El metropolitano Ilia llevaba tres días de riguroso ayuno y oración cuando se produjo la aparición. Había estado todo el tiempo de rodillas, sin comer ni beber agua, encerrado en una cueva sin más compañía que un icono de la Virgen. Su único contacto con el exterior había sido que cada mañana le daban noticias de la invasión alemana de Rusia... Eran malas noticias, los nazis avanzaban en todos los frentes y amenazaban Moscú y Leningrado.

Poco antes, el 22 de junio de 1941, había comenzado la operación Barbarroja, la invasión nazi de la URSS. Aunque la guerra duraba ya dos años, el mundo se sintió estremecido ante la magnitud del choque: cuatro millones de invasores se lanzaron sobre tres millones de soldados soviéticos cogiéndoles de improviso, arrollándoles, causando bajas millonarias.

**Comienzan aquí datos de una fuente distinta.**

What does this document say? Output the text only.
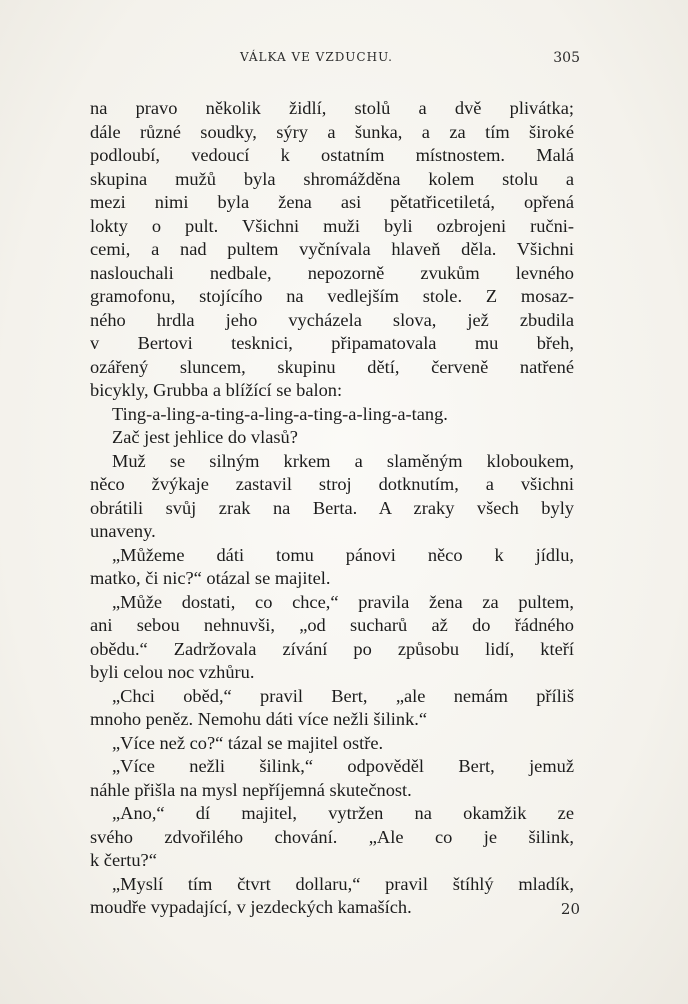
VÁLKA VE VZDUCHU.	305
na pravo několik židlí, stolů a dvě plivátka;
dále různé soudky, sýry a šunka, a za tím široké
podloubí, vedoucí k ostatním místnostem. Malá
skupina mužů byla shromážděna kolem stolu a
mezi nimi byla žena asi pětatřicetiletá, opřená
lokty o pult. Všichni muži byli ozbrojeni ručni-
cemi, a nad pultem vyčnívala hlaveň děla. Všichni
naslouchali nedbale, nepozorně zvukům levného
gramofonu, stojícího na vedlejším stole. Z mosaz-
ného hrdla jeho vycházela slova, jež zbudila
v Bertovi tesknici, připamatovala mu břeh,
ozářený sluncem, skupinu dětí, červeně natřené
bicykly, Grubba a blížící se balon:
Ting-a-ling-a-ting-a-ling-a-ting-a-ling-a-tang.
Zač jest jehlice do vlasů?
Muž se silným krkem a slaměným kloboukem,
něco žvýkaje zastavil stroj dotknutím, a všichni
obrátili svůj zrak na Berta. A zraky všech byly
unaveny.
„Můžeme dáti tomu pánovi něco k jídlu,
matko, či nic?“ otázal se majitel.
„Může dostati, co chce,“ pravila žena za pultem,
ani sebou nehnuvši, „od sucharů až do řádného
obědu.“ Zadržovala zívání po způsobu lidí, kteří
byli celou noc vzhůru.
„Chci oběd,“ pravil Bert, „ale nemám příliš
mnoho peněz. Nemohu dáti více nežli šilink.“
„Více než co?“ tázal se majitel ostře.
„Více nežli šilink,“ odpověděl Bert, jemuž
náhle přišla na mysl nepříjemná skutečnost.
„Ano,“ dí majitel, vytržen na okamžik ze
svého zdvořilého chování. „Ale co je šilink,
k čertu?“
„Myslí tím čtvrt dollaru,“ pravil štíhlý mladík,
moudře vypadající, v jezdeckých kamaších.	20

En esas circunstancias se produjo un sorprendente movimiento de solidaridad con la Santa Rusia, aunque ahora fuese la Roja Rusia, un país donde la Iglesia era perseguida y martirizada. El patriarca de Antioquía, Su Beatitud Alexandros III, se dirigió a los cristianos de todo el mundo pidiéndoles que rezaran por la salvación de Rusia. El Patriarcado de Antioquía, fundado por San Pedro y San Pablo, es el tercero en cuanto a jerarquía dentro de la Iglesia ortodoxa, de forma que la llamada de Su Beatitud (una especie de Papa entre los ortodoxos) fue atendida por muchos, aunque ninguno con tanta devoción como el metropolitano Ilia, arzobispo de la Montaña del Líbano.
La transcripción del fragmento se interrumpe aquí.